Als erstes überführen wir die einzelnen Waren (Äpfel, Birnen, Kartoffeln, Möhren, Kaminholz, Schuhe) in ihre allgemeine Form. Zu einem Apfel können wir auch Warenmenge W1 sagen, zu einer Birne Warenmenge W2. Wenn man 1 Apfel gegen 1 Birne tauscht, kann man dies als Tausch von Ware W1 gegen Ware W2 bezeichnen. Um uns in Zukunft die viele Schreiberei etwas zu erleichtern, wird der Warentausch durch W1 ⇔ W2 dargestellt.

Des weiteren muß immer wieder betont werden, daß zu jedem Warentausch 2 Warenbesitzer gehören.

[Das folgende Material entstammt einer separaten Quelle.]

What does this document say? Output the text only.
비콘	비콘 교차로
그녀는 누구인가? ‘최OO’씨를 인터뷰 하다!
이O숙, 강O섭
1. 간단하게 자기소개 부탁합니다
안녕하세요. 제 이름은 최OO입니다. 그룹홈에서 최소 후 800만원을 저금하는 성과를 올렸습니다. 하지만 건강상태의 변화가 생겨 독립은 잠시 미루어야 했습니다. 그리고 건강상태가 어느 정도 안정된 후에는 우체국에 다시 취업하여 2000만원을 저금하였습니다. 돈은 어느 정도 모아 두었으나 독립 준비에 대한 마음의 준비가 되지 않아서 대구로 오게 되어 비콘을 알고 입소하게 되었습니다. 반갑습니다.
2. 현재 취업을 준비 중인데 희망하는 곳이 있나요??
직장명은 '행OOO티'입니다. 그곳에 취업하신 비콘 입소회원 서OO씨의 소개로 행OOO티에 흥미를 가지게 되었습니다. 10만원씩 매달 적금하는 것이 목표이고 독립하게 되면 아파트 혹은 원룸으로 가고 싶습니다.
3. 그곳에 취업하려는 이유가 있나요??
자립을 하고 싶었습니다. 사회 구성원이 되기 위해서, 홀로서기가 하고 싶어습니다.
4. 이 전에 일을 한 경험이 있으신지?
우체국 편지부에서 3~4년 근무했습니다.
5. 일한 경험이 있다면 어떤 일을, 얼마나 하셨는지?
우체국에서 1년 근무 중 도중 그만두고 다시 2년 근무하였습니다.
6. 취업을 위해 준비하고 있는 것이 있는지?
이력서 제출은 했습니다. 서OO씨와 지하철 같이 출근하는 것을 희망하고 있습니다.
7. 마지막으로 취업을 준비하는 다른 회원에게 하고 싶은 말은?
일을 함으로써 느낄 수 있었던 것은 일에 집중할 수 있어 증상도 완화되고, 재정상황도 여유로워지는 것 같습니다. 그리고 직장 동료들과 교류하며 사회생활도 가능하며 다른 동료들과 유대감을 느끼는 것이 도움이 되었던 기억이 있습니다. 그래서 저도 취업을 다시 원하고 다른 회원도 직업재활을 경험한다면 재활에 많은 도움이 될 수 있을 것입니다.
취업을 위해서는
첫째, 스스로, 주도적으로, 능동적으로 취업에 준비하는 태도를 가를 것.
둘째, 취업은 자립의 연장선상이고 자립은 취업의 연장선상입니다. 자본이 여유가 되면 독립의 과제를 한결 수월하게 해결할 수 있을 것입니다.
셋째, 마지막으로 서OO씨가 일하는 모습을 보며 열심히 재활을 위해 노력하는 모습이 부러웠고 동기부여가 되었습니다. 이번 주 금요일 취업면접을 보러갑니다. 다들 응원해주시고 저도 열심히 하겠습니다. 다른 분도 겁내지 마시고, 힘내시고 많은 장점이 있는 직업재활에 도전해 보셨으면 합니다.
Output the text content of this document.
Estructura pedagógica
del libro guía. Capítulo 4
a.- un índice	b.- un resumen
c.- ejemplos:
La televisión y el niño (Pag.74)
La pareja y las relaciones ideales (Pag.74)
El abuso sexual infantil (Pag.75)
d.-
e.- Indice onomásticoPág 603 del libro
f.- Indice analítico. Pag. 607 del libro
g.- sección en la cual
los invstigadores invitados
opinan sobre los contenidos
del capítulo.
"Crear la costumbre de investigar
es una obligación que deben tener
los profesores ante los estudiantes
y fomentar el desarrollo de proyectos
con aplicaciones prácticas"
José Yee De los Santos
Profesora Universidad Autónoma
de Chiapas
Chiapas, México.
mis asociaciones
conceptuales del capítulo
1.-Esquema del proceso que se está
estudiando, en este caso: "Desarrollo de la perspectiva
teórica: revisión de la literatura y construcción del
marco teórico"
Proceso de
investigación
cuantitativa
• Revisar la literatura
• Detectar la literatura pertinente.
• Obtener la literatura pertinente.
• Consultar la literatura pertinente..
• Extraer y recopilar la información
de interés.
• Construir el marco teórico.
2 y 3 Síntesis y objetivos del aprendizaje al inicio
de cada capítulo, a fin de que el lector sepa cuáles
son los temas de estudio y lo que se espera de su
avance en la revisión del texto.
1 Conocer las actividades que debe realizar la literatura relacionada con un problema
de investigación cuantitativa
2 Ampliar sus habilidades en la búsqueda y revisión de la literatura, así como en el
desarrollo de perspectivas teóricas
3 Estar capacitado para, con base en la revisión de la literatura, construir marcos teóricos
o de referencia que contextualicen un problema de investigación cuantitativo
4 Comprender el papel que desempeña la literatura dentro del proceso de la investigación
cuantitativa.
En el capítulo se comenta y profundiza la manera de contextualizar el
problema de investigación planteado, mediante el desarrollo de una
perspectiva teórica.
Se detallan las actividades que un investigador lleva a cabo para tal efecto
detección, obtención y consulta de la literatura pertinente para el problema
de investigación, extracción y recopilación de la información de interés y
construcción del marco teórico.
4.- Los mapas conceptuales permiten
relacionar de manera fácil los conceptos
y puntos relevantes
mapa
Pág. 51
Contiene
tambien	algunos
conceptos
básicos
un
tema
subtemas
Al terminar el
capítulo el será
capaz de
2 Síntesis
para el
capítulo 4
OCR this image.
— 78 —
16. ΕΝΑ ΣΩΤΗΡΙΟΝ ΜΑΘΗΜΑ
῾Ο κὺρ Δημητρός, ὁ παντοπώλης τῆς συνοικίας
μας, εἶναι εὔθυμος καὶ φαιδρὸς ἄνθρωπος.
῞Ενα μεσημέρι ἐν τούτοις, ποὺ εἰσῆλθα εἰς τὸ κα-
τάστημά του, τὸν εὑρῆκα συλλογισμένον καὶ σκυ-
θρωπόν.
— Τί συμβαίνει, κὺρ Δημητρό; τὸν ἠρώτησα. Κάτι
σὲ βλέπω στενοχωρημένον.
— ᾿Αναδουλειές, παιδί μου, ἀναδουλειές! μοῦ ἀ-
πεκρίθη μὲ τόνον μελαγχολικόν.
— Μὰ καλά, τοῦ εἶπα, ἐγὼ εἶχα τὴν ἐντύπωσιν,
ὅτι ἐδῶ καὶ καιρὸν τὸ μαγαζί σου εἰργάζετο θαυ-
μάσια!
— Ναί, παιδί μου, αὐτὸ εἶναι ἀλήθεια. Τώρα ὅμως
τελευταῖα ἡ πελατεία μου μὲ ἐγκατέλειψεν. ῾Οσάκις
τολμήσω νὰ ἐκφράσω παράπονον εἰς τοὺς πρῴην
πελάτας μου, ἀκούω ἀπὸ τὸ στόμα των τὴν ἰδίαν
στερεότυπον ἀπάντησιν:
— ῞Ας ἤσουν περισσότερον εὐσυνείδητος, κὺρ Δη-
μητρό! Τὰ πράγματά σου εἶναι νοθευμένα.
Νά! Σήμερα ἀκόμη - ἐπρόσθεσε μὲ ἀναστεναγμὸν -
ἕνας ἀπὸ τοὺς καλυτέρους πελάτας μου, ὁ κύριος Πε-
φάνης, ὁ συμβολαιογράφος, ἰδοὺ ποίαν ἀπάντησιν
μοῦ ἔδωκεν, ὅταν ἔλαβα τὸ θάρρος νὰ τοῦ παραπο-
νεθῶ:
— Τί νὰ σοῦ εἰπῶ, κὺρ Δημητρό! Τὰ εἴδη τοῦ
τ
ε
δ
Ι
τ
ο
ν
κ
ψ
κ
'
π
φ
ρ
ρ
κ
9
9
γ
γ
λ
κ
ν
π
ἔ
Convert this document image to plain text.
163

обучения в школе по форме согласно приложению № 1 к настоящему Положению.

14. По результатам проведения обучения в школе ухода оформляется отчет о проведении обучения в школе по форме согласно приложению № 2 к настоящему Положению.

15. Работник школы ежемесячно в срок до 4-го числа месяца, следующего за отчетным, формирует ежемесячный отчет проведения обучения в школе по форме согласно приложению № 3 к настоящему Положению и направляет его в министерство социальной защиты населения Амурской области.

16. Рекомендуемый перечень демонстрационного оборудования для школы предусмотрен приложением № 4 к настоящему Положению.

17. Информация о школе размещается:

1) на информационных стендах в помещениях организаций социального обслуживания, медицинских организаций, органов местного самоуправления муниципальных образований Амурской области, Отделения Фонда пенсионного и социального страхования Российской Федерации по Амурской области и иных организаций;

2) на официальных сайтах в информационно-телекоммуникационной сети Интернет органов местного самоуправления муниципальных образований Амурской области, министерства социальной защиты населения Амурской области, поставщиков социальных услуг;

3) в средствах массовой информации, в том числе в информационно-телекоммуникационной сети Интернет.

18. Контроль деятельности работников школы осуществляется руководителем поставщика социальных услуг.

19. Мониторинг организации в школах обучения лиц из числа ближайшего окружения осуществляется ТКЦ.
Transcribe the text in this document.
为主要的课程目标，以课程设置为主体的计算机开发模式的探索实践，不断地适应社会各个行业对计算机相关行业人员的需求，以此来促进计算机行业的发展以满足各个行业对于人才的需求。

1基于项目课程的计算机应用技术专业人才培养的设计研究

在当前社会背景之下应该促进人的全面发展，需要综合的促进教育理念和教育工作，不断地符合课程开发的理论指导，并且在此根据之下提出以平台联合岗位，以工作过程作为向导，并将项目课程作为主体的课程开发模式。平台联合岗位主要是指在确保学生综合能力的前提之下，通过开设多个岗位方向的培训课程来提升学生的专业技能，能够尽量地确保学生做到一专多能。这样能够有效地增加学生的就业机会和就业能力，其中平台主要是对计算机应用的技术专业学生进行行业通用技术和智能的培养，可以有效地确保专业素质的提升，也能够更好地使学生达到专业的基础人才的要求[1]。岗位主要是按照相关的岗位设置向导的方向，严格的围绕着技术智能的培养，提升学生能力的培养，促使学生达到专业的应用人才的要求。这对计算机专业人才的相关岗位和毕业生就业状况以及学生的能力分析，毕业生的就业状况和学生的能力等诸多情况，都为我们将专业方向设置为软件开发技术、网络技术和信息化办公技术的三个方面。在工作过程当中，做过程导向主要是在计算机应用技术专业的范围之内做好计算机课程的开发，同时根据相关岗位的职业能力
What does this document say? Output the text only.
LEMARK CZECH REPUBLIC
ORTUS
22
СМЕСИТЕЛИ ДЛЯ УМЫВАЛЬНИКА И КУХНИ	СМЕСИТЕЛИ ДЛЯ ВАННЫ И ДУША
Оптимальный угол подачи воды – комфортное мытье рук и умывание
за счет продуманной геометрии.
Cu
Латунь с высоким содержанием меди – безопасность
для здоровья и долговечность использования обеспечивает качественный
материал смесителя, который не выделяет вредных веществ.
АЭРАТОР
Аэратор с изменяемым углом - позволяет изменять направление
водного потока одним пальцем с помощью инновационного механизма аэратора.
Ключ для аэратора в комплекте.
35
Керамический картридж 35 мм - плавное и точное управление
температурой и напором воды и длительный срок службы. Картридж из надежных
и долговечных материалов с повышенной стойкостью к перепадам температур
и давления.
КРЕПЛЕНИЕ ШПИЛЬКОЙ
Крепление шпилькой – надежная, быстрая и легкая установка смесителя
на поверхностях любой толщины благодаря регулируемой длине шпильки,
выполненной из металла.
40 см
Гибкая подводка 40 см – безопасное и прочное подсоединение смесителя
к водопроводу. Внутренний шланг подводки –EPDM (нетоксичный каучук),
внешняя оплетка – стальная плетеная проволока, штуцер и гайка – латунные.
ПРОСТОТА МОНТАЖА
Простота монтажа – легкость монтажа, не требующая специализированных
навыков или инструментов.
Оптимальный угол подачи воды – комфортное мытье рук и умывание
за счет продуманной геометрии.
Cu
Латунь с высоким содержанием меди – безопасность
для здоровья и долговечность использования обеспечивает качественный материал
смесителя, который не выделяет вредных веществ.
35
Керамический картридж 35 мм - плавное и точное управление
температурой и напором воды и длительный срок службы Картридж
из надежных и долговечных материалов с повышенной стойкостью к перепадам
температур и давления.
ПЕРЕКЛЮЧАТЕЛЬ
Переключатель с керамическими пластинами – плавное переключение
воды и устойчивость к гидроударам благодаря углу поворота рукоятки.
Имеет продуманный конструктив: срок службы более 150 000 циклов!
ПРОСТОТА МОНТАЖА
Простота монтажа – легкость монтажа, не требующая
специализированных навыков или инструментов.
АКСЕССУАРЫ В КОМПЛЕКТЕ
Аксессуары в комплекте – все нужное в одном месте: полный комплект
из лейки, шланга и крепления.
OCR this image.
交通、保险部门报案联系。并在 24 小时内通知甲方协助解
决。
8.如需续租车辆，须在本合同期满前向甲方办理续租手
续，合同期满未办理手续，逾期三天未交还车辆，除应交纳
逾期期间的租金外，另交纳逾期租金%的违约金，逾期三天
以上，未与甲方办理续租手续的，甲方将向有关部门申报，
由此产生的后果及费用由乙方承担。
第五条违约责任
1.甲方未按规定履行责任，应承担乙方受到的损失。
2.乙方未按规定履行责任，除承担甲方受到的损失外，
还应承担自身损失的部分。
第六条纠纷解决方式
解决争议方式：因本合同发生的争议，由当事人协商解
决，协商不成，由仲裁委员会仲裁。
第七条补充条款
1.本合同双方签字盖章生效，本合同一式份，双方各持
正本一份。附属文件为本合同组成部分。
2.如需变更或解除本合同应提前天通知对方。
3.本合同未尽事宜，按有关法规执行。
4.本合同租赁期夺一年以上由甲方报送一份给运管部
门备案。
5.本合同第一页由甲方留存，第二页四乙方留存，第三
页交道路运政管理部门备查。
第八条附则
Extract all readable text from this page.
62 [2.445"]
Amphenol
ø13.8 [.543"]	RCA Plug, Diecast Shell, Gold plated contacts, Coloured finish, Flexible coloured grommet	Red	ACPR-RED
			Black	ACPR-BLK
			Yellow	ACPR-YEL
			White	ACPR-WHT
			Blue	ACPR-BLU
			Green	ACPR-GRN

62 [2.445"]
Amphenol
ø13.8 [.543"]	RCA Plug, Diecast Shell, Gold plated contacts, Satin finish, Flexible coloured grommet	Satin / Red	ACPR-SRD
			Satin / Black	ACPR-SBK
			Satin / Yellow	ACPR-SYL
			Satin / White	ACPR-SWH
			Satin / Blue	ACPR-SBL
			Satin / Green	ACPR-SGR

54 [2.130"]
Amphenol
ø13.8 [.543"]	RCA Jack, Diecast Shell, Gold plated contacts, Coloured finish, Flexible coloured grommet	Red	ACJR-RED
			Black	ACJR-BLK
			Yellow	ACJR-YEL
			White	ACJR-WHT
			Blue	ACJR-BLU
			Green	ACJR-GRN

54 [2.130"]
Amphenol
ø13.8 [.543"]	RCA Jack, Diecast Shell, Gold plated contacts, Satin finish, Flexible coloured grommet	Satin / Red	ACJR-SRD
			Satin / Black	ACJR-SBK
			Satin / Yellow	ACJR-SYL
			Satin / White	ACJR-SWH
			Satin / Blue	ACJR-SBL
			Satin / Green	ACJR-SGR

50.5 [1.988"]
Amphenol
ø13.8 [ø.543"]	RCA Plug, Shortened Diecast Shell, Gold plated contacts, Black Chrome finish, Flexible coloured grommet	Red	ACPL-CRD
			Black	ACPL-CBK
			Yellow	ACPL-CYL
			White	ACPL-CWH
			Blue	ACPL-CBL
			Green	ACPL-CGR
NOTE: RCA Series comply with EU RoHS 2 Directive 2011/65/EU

Um nicht jeden einzelnen Bäcker, Fleischer, Klempner, Elektriker zu benennen, nennen wir sie einfach: Produzent A und Produzent B. Vor dem Tausch ist Produzent A Besitzer von Ware W1, Produzent B Besitzer von Ware W2. Nach dem Tausch ist Produzent A Besitzer von Ware W2 und Produzent B Besitzer von Ware W1.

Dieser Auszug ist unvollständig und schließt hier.